Bangladesh Bank (BB) has given three months' forced leave to six managing directors of as many banks, including Syed Waseque Md Ali of First Security Islami Bank, due to alleged negligence and irregularities associated with the S Alam Group.
The Shariah based banks are First Security Islami Bank, Exim Bank, Union Bank Limited, Global Islami Bank PLC, Social Islami Bank Limited and ICB Islami Bank Limited.
This decision, ratified during a recent taskforce review, underscores the central bank's commitment to enforcing accountability and enhancing good governance in banking sector.
To ensure a thorough evaluation during this period, Bangladesh Bank has engaged two prominent international audit firms-KPMG and Ernst & Young (EY)-to conduct an Asset Quality Review (AQR) of the banks.
Based in Amsterdam, the Netherlands, KPMG, acronym for Klynveld Peat Marwick Goerdeler, began functioning after 1987 merger.
Ernst & Young, better known as EY, was established in 1989 through the merger of Ernst & Whinney and Arthur Young & Co., with its headquarters in London, the United Kingdom.
The forced leave for Syed Waseque Md Ali, effective January 5, follows his alleged involvement in irregular loan disbursements to the S Alam Group during Awami League rule.
In his absence, Additional Managing Director Abu Reza Mohammad Yahia will serve as Acting MD. This action was prompted by findings of a special audit committee within the bank, which identified negligence in loan processing and recommended his temporary removal for a more in-depth investigation.
The Asset Quality Review (AQR) and forced leave was given to Managing Directors of five other banks over their questionable appointments during Awami League rule.
These measures, taken to restore confidence on banks generated mixed reactions.
Former Association of Bankers Bangladesh (ABB) Chairman Anis A Khan expressed reservations, suggesting that such action should ideally be preceded by internal audits to avoid prematurely tarnishing the careers of senior bankers and signaling instability within the sector.

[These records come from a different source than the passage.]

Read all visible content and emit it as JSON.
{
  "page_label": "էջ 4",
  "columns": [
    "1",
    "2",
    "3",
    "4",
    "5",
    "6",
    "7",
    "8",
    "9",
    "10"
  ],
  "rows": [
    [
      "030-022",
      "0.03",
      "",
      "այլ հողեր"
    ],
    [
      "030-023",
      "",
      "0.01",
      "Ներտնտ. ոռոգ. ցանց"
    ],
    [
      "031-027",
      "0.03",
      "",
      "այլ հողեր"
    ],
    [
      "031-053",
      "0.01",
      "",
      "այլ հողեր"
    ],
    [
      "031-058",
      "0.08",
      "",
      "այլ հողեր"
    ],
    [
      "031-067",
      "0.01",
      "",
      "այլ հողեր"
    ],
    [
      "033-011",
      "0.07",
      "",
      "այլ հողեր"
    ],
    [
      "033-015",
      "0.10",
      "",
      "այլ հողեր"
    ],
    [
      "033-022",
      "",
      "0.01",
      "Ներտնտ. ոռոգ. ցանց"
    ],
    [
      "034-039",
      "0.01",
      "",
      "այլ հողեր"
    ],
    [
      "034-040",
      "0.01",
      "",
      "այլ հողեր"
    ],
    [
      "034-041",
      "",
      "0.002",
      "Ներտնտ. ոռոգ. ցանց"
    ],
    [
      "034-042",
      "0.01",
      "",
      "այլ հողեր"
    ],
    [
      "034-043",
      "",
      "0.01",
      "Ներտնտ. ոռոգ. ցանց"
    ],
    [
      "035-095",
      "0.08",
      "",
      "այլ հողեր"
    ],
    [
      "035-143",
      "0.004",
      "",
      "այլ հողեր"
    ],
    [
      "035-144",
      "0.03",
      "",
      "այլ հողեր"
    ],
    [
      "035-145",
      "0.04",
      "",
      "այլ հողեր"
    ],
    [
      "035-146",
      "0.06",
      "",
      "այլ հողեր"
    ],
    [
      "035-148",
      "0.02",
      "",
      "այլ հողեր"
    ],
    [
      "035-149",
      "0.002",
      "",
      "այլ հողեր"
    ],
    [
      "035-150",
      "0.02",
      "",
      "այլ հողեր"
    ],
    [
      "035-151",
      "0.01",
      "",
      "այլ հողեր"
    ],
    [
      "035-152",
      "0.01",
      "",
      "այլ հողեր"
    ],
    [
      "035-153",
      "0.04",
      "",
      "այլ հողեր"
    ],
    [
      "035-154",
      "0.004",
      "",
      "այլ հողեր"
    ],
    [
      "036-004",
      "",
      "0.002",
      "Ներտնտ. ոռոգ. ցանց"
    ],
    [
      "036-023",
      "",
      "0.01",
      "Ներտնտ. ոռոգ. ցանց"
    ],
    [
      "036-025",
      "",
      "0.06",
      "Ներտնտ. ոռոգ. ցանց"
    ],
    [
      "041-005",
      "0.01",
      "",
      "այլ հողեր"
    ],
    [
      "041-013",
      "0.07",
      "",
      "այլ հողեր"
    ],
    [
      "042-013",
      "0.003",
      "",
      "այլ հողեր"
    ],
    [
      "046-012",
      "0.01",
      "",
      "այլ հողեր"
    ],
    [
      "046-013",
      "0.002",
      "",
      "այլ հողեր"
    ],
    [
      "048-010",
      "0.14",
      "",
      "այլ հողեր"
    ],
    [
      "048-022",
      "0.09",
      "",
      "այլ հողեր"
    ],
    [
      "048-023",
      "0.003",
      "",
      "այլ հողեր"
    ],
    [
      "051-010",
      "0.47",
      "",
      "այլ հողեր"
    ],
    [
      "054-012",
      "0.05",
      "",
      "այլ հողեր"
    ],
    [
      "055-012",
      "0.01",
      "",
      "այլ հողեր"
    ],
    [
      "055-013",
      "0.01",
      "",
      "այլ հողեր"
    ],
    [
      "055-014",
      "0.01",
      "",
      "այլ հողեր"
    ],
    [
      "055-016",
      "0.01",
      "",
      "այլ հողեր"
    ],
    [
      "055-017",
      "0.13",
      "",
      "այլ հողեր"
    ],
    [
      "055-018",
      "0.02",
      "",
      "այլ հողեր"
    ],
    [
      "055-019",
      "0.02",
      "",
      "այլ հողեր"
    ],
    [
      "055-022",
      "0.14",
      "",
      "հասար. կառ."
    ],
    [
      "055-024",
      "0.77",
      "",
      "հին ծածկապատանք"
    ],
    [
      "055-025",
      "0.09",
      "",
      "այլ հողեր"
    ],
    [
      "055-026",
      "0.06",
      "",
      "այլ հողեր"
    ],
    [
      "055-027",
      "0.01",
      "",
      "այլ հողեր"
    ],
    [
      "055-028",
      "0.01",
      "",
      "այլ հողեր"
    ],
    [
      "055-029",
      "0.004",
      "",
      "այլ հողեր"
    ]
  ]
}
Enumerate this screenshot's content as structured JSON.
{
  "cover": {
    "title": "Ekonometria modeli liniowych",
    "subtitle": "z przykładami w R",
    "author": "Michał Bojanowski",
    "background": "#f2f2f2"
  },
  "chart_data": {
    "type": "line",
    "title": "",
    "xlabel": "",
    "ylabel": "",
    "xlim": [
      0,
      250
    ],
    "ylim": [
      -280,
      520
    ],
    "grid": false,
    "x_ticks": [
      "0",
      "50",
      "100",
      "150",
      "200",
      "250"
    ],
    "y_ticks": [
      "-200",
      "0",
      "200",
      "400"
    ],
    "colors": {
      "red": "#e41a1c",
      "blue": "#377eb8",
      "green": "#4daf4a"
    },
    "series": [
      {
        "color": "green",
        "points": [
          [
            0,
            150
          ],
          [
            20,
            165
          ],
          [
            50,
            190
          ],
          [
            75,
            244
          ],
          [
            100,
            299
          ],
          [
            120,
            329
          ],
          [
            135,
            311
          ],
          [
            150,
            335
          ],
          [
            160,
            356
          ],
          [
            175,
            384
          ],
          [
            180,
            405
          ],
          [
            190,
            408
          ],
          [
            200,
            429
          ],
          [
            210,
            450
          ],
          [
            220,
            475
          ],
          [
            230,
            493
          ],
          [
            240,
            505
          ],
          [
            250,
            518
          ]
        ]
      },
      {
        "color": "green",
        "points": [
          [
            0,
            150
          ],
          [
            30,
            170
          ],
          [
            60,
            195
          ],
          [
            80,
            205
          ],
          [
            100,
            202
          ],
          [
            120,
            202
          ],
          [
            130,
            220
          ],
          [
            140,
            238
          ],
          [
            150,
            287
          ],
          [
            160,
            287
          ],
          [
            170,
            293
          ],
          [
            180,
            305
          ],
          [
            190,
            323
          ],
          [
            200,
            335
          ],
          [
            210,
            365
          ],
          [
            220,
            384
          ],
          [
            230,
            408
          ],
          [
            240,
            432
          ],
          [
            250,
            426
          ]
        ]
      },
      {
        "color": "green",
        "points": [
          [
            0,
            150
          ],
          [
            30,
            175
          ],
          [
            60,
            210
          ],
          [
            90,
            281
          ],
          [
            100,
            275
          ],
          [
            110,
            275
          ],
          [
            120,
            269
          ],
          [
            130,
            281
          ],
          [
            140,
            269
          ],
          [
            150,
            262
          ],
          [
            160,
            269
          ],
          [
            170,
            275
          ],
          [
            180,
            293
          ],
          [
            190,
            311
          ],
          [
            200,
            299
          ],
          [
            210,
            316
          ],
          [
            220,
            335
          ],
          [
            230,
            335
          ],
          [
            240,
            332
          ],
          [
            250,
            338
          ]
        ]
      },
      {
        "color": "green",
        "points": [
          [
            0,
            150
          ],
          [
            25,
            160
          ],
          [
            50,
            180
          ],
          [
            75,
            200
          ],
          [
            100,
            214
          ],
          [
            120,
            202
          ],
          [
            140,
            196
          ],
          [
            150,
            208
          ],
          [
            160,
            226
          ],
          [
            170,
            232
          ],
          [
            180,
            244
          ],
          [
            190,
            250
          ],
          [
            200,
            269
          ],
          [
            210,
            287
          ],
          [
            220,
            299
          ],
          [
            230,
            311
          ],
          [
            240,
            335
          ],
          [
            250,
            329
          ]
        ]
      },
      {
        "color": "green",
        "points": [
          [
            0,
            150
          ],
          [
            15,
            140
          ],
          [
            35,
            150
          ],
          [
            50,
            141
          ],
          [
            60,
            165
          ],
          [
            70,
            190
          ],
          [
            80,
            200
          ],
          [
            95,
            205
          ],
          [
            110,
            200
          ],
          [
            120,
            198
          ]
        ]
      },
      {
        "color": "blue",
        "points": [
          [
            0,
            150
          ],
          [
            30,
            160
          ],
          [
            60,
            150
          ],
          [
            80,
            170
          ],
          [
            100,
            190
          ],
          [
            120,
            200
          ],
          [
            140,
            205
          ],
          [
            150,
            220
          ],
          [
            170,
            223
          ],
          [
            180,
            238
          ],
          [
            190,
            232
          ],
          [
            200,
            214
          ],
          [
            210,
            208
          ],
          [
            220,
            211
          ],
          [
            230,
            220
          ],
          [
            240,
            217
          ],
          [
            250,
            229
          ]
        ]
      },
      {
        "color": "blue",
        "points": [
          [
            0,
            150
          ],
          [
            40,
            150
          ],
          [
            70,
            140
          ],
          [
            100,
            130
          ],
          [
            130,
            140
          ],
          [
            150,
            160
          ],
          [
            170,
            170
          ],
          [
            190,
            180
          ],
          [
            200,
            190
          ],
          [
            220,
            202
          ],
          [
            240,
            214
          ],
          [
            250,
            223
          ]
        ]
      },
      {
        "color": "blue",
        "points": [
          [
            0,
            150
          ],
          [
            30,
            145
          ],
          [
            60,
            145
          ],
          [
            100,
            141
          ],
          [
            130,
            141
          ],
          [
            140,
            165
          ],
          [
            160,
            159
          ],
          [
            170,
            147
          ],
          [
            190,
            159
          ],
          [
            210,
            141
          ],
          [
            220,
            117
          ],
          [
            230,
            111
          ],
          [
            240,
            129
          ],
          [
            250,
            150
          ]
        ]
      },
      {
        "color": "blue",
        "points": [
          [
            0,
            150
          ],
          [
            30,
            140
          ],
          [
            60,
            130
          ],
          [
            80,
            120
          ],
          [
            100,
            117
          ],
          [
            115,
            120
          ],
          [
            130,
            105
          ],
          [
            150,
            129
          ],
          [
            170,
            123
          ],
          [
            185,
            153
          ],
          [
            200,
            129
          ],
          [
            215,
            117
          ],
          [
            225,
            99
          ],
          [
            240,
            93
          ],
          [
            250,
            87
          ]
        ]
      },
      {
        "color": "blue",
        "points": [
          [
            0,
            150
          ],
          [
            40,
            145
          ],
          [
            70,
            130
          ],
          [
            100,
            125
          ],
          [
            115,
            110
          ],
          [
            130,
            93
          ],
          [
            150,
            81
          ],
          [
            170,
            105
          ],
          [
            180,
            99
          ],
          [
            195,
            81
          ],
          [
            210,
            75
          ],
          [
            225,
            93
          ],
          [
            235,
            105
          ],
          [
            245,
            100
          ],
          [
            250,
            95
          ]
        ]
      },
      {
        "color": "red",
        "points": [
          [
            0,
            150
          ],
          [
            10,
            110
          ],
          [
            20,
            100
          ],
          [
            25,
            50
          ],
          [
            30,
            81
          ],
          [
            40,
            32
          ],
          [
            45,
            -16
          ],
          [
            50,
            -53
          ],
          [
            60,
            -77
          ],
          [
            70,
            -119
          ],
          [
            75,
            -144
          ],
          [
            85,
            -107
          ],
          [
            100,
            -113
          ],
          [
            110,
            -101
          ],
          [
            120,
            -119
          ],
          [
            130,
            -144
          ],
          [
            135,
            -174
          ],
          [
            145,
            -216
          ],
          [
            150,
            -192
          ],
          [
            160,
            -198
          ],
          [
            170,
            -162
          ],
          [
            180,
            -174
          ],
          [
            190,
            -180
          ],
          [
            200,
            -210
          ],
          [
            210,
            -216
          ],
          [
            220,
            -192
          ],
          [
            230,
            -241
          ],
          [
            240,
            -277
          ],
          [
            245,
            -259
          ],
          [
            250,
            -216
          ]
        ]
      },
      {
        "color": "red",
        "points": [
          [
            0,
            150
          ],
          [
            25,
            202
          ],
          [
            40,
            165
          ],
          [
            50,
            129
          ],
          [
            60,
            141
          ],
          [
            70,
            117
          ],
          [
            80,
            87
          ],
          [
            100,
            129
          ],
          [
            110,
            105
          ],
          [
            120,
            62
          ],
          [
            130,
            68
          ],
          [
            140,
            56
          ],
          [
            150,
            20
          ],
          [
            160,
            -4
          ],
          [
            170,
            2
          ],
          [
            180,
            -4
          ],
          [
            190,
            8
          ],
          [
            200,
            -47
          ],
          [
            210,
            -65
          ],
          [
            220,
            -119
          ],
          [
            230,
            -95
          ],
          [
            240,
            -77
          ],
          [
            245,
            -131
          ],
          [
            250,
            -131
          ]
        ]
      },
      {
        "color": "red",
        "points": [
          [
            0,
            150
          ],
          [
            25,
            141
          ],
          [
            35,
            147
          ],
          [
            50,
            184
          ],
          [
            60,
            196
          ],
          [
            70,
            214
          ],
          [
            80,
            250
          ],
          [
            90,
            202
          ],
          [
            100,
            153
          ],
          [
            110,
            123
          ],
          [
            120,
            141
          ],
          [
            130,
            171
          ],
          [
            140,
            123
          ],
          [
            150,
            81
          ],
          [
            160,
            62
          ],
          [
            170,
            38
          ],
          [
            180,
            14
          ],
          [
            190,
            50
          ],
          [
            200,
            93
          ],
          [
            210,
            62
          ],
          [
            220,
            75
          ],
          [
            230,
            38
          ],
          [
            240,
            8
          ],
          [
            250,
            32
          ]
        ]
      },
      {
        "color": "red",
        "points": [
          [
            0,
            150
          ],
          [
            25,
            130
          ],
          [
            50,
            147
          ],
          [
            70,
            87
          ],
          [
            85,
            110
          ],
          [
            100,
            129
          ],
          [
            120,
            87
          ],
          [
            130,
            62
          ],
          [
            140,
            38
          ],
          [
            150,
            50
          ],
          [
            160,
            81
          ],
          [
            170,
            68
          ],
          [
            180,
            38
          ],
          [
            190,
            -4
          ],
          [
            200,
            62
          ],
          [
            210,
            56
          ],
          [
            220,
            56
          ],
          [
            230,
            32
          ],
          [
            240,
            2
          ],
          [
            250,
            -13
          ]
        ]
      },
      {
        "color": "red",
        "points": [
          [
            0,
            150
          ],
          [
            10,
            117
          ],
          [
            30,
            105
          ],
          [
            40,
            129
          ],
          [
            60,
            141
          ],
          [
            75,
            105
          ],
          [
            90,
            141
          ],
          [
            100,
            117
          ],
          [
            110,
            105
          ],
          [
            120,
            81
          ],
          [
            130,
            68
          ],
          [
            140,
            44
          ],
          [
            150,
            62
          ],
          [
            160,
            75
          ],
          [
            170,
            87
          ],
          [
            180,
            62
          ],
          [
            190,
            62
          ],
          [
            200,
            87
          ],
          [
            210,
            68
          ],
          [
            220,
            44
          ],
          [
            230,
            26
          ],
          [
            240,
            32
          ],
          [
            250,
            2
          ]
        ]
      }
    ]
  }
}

As the AQR proceeds, stakeholders are keenly awaiting the outcomes of the internal audits and the assessments by KPMG and EY. Should negligence be confirmed, further disciplinary measures are anticipated. Bangladesh Bank's decisive actions highlight its dedication to governance reforms, emphasising the delicate balance required to maintain stability and trust on the banking industry.